The construction of nano-drug carriers based on deoxyribonucleic acid (DNA) has demonstrated significant therapeutic potential. Similarly, supramolecular therapeutic systems utilizing host-guest interactions have emerged as a promising strategy in nanomedicine. Building upon these approaches, we designed a size-controllable, multi-responsive supramolecular DNA nanogel (SDN) based on host-guest recognition for dual-drug co-delivery in cancer combination therapy. The nanogel incorporates doxorubicin (DOX, a chemotherapeutic agent) and methylene blue (MB, a photosensitizer). The assembly of SDN is driven by cucurbit[8]uril (CB[8]), which selectively binds two MB molecules—one from each of two Y-shaped DNA building blocks—forming a 1:2 host-guest complex that crosslinks the structures into a nanogel network.
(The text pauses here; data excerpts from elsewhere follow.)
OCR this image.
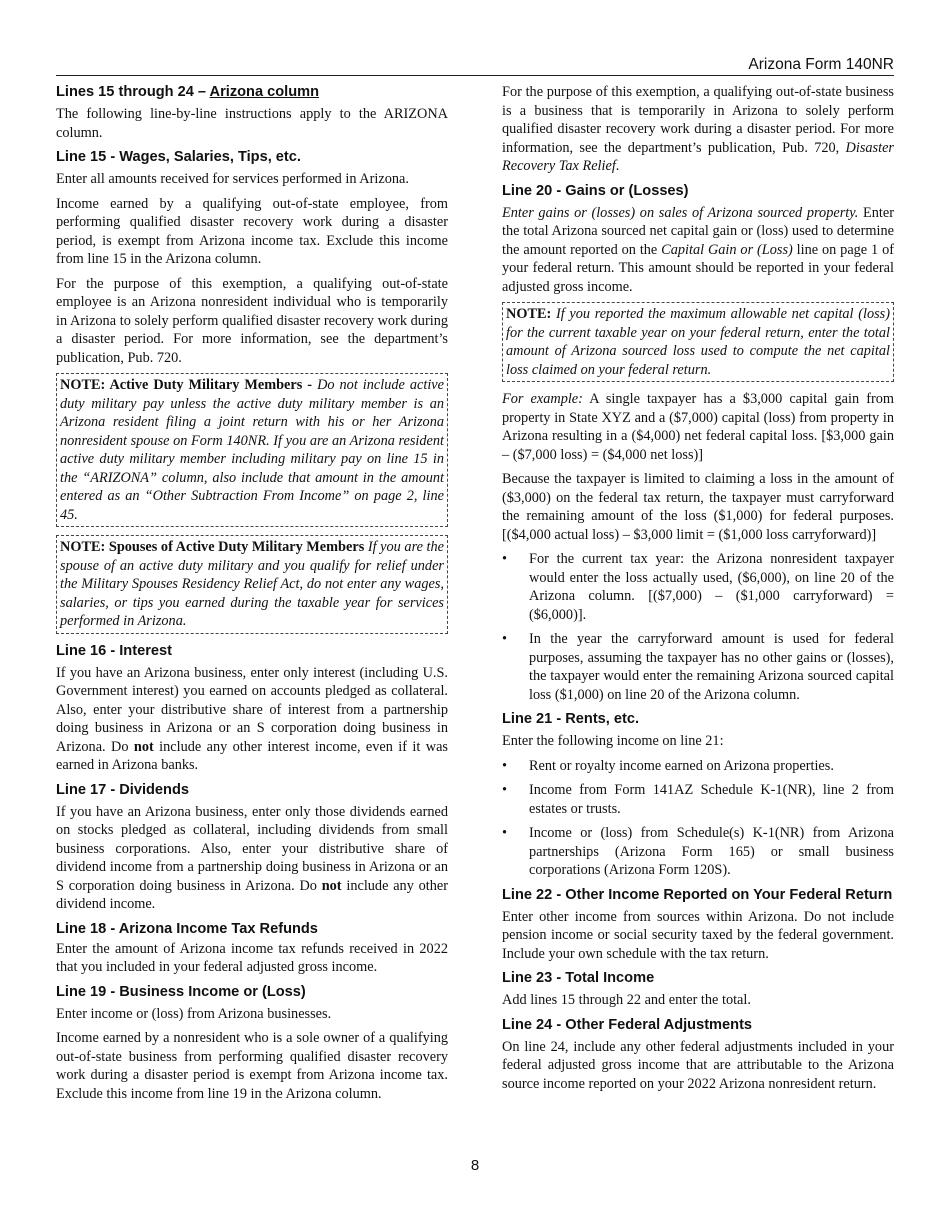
Arizona Form 140NR
Lines 15 through 24 – Arizona column

The following line-by-line instructions apply to the ARIZONA column.

Line 15 - Wages, Salaries, Tips, etc.

Enter all amounts received for services performed in Arizona.

Income earned by a qualifying out-of-state employee, from performing qualified disaster recovery work during a disaster period, is exempt from Arizona income tax. Exclude this income from line 15 in the Arizona column.

For the purpose of this exemption, a qualifying out-of-state employee is an Arizona nonresident individual who is temporarily in Arizona to solely perform qualified disaster recovery work during a disaster period. For more information, see the department’s publication, Pub. 720.

NOTE: Active Duty Military Members - Do not include active duty military pay unless the active duty military member is an Arizona resident filing a joint return with his or her Arizona nonresident spouse on Form 140NR. If you are an Arizona resident active duty military member including military pay on line 15 in the “ARIZONA” column, also include that amount in the amount entered as an “Other Subtraction From Income” on page 2, line 45.
NOTE: Spouses of Active Duty Military Members If you are the spouse of an active duty military and you qualify for relief under the Military Spouses Residency Relief Act, do not enter any wages, salaries, or tips you earned during the taxable year for services performed in Arizona.
Line 16 - Interest

If you have an Arizona business, enter only interest (including U.S. Government interest) you earned on accounts pledged as collateral. Also, enter your distributive share of interest from a partnership doing business in Arizona or an S corporation doing business in Arizona. Do not include any other interest income, even if it was earned in Arizona banks.

Line 17 - Dividends

If you have an Arizona business, enter only those dividends earned on stocks pledged as collateral, including dividends from small business corporations. Also, enter your distributive share of dividend income from a partnership doing business in Arizona or an S corporation doing business in Arizona. Do not include any other dividend income.

Line 18 - Arizona Income Tax Refunds

Enter the amount of Arizona income tax refunds received in 2022 that you included in your federal adjusted gross income.

Line 19 - Business Income or (Loss)

Enter income or (loss) from Arizona businesses.

Income earned by a nonresident who is a sole owner of a qualifying out-of-state business from performing qualified disaster recovery work during a disaster period is exempt from Arizona income tax. Exclude this income from line 19 in the Arizona column.

For the purpose of this exemption, a qualifying out-of-state business is a business that is temporarily in Arizona to solely perform qualified disaster recovery work during a disaster period. For more information, see the department’s publication, Pub. 720, Disaster Recovery Tax Relief.

Line 20 - Gains or (Losses)

Enter gains or (losses) on sales of Arizona sourced property. Enter the total Arizona sourced net capital gain or (loss) used to determine the amount reported on the Capital Gain or (Loss) line on page 1 of your federal return. This amount should be reported in your federal adjusted gross income.

NOTE: If you reported the maximum allowable net capital (loss) for the current taxable year on your federal return, enter the total amount of Arizona sourced loss used to compute the net capital loss claimed on your federal return.

For example: A single taxpayer has a $3,000 capital gain from property in State XYZ and a ($7,000) capital (loss) from property in Arizona resulting in a ($4,000) net federal capital loss. [$3,000 gain – ($7,000 loss) = ($4,000 net loss)]

Because the taxpayer is limited to claiming a loss in the amount of ($3,000) on the federal tax return, the taxpayer must carryforward the remaining amount of the loss ($1,000) for federal purposes. [($4,000 actual loss) – $3,000 limit = ($1,000 loss carryforward)]

• For the current tax year: the Arizona nonresident taxpayer would enter the loss actually used, ($6,000), on line 20 of the Arizona column. [($7,000) – ($1,000 carryforward) = ($6,000)].
• In the year the carryforward amount is used for federal purposes, assuming the taxpayer has no other gains or (losses), the taxpayer would enter the remaining Arizona sourced capital loss ($1,000) on line 20 of the Arizona column.
Line 21 - Rents, etc.

Enter the following income on line 21:

• Rent or royalty income earned on Arizona properties.
• Income from Form 141AZ Schedule K-1(NR), line 2 from estates or trusts.
• Income or (loss) from Schedule(s) K-1(NR) from Arizona partnerships (Arizona Form 165) or small business corporations (Arizona Form 120S).
Line 22 - Other Income Reported on Your Federal Return

Enter other income from sources within Arizona. Do not include pension income or social security taxed by the federal government. Include your own schedule with the tax return.

Line 23 - Total Income

Add lines 15 through 22 and enter the total.

Line 24 - Other Federal Adjustments

On line 24, include any other federal adjustments included in your federal adjusted gross income that are attributable to the Arizona source income reported on your 2022 Arizona nonresident return.

8
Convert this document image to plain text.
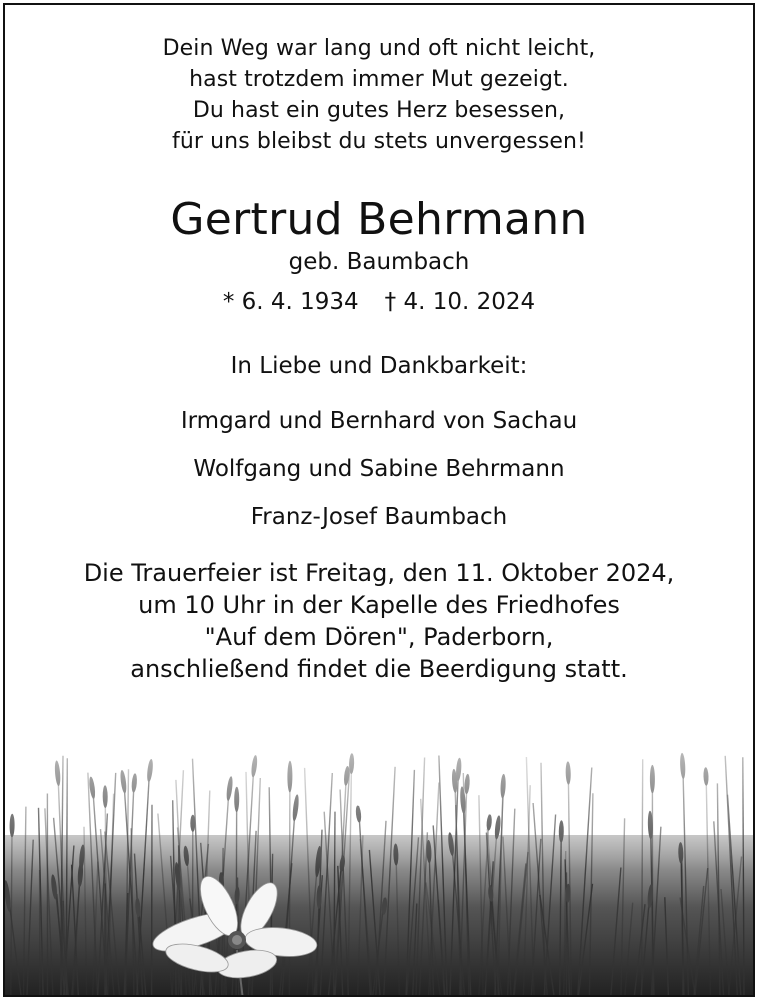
Dein Weg war lang und oft nicht leicht,
hast trotzdem immer Mut gezeigt.
Du hast ein gutes Herz besessen,
für uns bleibst du stets unvergessen!
Gertrud Behrmann
geb. Baumbach
* 6. 4. 1934 † 4. 10. 2024
In Liebe und Dankbarkeit:
Irmgard und Bernhard von Sachau
Wolfgang und Sabine Behrmann
Franz-Josef Baumbach
Die Trauerfeier ist Freitag, den 11. Oktober 2024,
um 10 Uhr in der Kapelle des Friedhofes
"Auf dem Dören", Paderborn,
anschließend findet die Beerdigung statt.
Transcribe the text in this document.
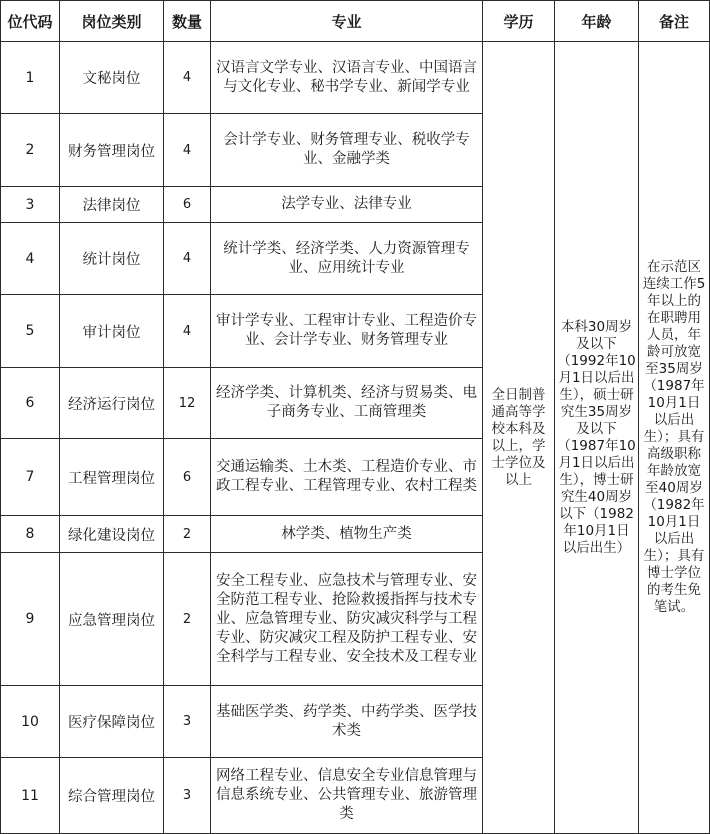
位代码	岗位类别	数量	专业	学历	年龄	备注
1	文秘岗位	4	汉语言文学专业、汉语言专业、中国语言与文化专业、秘书学专业、新闻学专业	全日制普通高等学校本科及以上，学士学位及以上	本科30周岁及以下（1992年10月1日以后出生），硕士研究生35周岁及以下（1987年10月1日以后出生），博士研究生40周岁以下（1982年10月1日以后出生）	在示范区连续工作5年以上的在职聘用人员，年龄可放宽至35周岁（1987年10月1日以后出生）；具有高级职称年龄放宽至40周岁（1982年10月1日以后出生）；具有博士学位的考生免笔试。
2	财务管理岗位	4	会计学专业、财务管理专业、税收学专业、金融学类			
3	法律岗位	6	法学专业、法律专业			
4	统计岗位	4	统计学类、经济学类、人力资源管理专业、应用统计专业			
5	审计岗位	4	审计学专业、工程审计专业、工程造价专业、会计学专业、财务管理专业			
6	经济运行岗位	12	经济学类、计算机类、经济与贸易类、电子商务专业、工商管理类			
7	工程管理岗位	6	交通运输类、土木类、工程造价专业、市政工程专业、工程管理专业、农村工程类			
8	绿化建设岗位	2	林学类、植物生产类			
9	应急管理岗位	2	安全工程专业、应急技术与管理专业、安全防范工程专业、抢险救援指挥与技术专业、应急管理专业、防灾减灾科学与工程专业、防灾减灾工程及防护工程专业、安全科学与工程专业、安全技术及工程专业			
10	医疗保障岗位	3	基础医学类、药学类、中药学类、医学技术类			
11	综合管理岗位	3	网络工程专业、信息安全专业信息管理与信息系统专业、公共管理专业、旅游管理类			
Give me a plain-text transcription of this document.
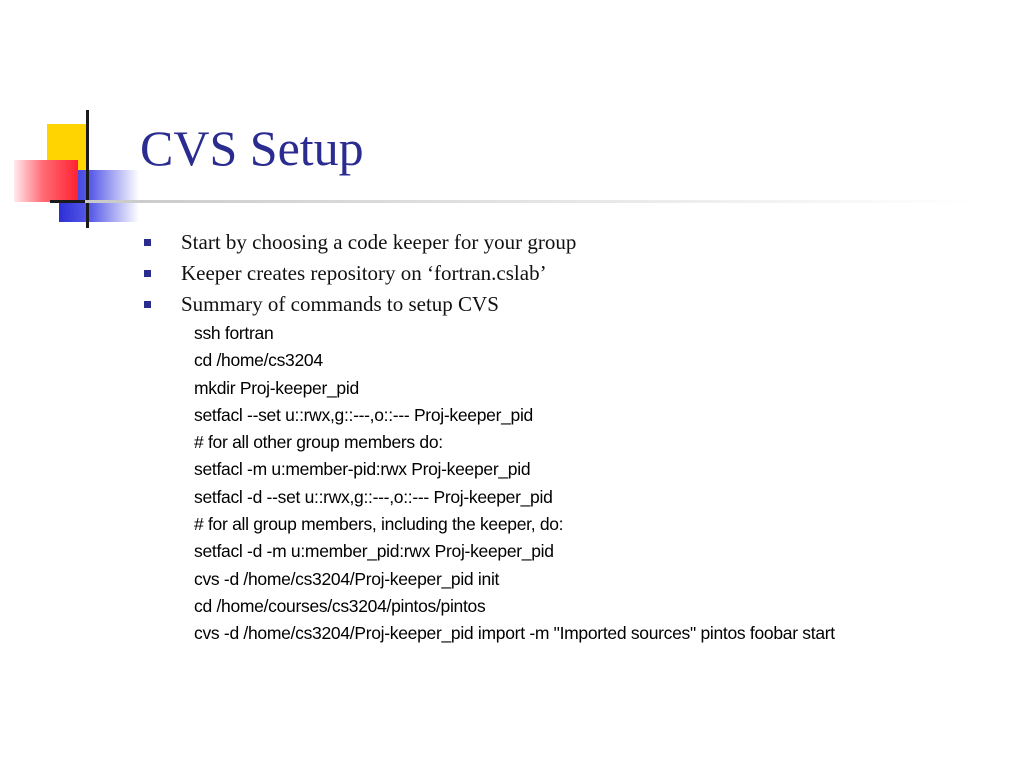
CVS Setup
Start by choosing a code keeper for your group
Keeper creates repository on ‘fortran.cslab’
Summary of commands to setup CVS
ssh fortran
cd /home/cs3204
mkdir Proj-keeper_pid
setfacl --set u::rwx,g::---,o::--- Proj-keeper_pid
# for all other group members do:
setfacl -m u:member-pid:rwx Proj-keeper_pid
setfacl -d --set u::rwx,g::---,o::--- Proj-keeper_pid
# for all group members, including the keeper, do:
setfacl -d -m u:member_pid:rwx Proj-keeper_pid
cvs -d /home/cs3204/Proj-keeper_pid init
cd /home/courses/cs3204/pintos/pintos
cvs -d /home/cs3204/Proj-keeper_pid import -m "Imported sources" pintos foobar start
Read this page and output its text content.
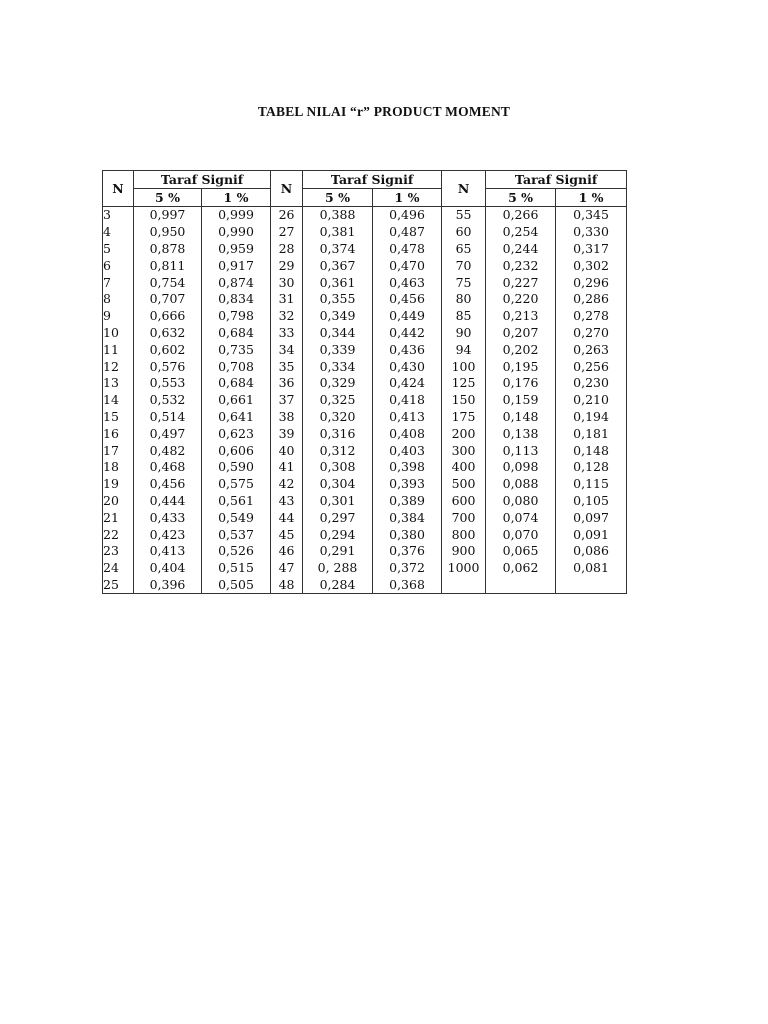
TABEL NILAI “r” PRODUCT MOMENT
N	Taraf Signif		N	Taraf Signif		N	Taraf Signif	
	5 %	1 %		5 %	1 %		5 %	1 %
3	0,997	0,999	26	0,388	0,496	55	0,266	0,345
4	0,950	0,990	27	0,381	0,487	60	0,254	0,330
5	0,878	0,959	28	0,374	0,478	65	0,244	0,317
6	0,811	0,917	29	0,367	0,470	70	0,232	0,302
7	0,754	0,874	30	0,361	0,463	75	0,227	0,296
8	0,707	0,834	31	0,355	0,456	80	0,220	0,286
9	0,666	0,798	32	0,349	0,449	85	0,213	0,278
10	0,632	0,684	33	0,344	0,442	90	0,207	0,270
11	0,602	0,735	34	0,339	0,436	94	0,202	0,263
12	0,576	0,708	35	0,334	0,430	100	0,195	0,256
13	0,553	0,684	36	0,329	0,424	125	0,176	0,230
14	0,532	0,661	37	0,325	0,418	150	0,159	0,210
15	0,514	0,641	38	0,320	0,413	175	0,148	0,194
16	0,497	0,623	39	0,316	0,408	200	0,138	0,181
17	0,482	0,606	40	0,312	0,403	300	0,113	0,148
18	0,468	0,590	41	0,308	0,398	400	0,098	0,128
19	0,456	0,575	42	0,304	0,393	500	0,088	0,115
20	0,444	0,561	43	0,301	0,389	600	0,080	0,105
21	0,433	0,549	44	0,297	0,384	700	0,074	0,097
22	0,423	0,537	45	0,294	0,380	800	0,070	0,091
23	0,413	0,526	46	0,291	0,376	900	0,065	0,086
24	0,404	0,515	47	0, 288	0,372	1000	0,062	0,081
25	0,396	0,505	48	0,284	0,368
Meanwhile, the double-stranded DNA scaffold efficiently encapsulates DOX via intercalation, enabling SDN@DOX to co-deliver both drugs in a precisely controlled ratio. Notably, MB’s photodynamic activity is initially suppressed upon CB[8] binding. However, upon cellular uptake, SDN@DOX responds to overexpressed spermine or specific peptide sequences in the tumor microenvironment, triggering MB release and restoring its photodynamic function. Concurrently, DNase I-mediated DNA degradation liberates DOX, enabling synergistic chemo-photodynamic therapy (PDT). In vitro studies confirmed that SDN@DOX enhances reactive oxygen species (ROS) generation in cancer cells and achieves superior therapeutic efficacy through combined PDT and chemotherapy. This stimuli-responsive, dual-drug delivery system offers a robust and controllable platform for precision cancer treatment.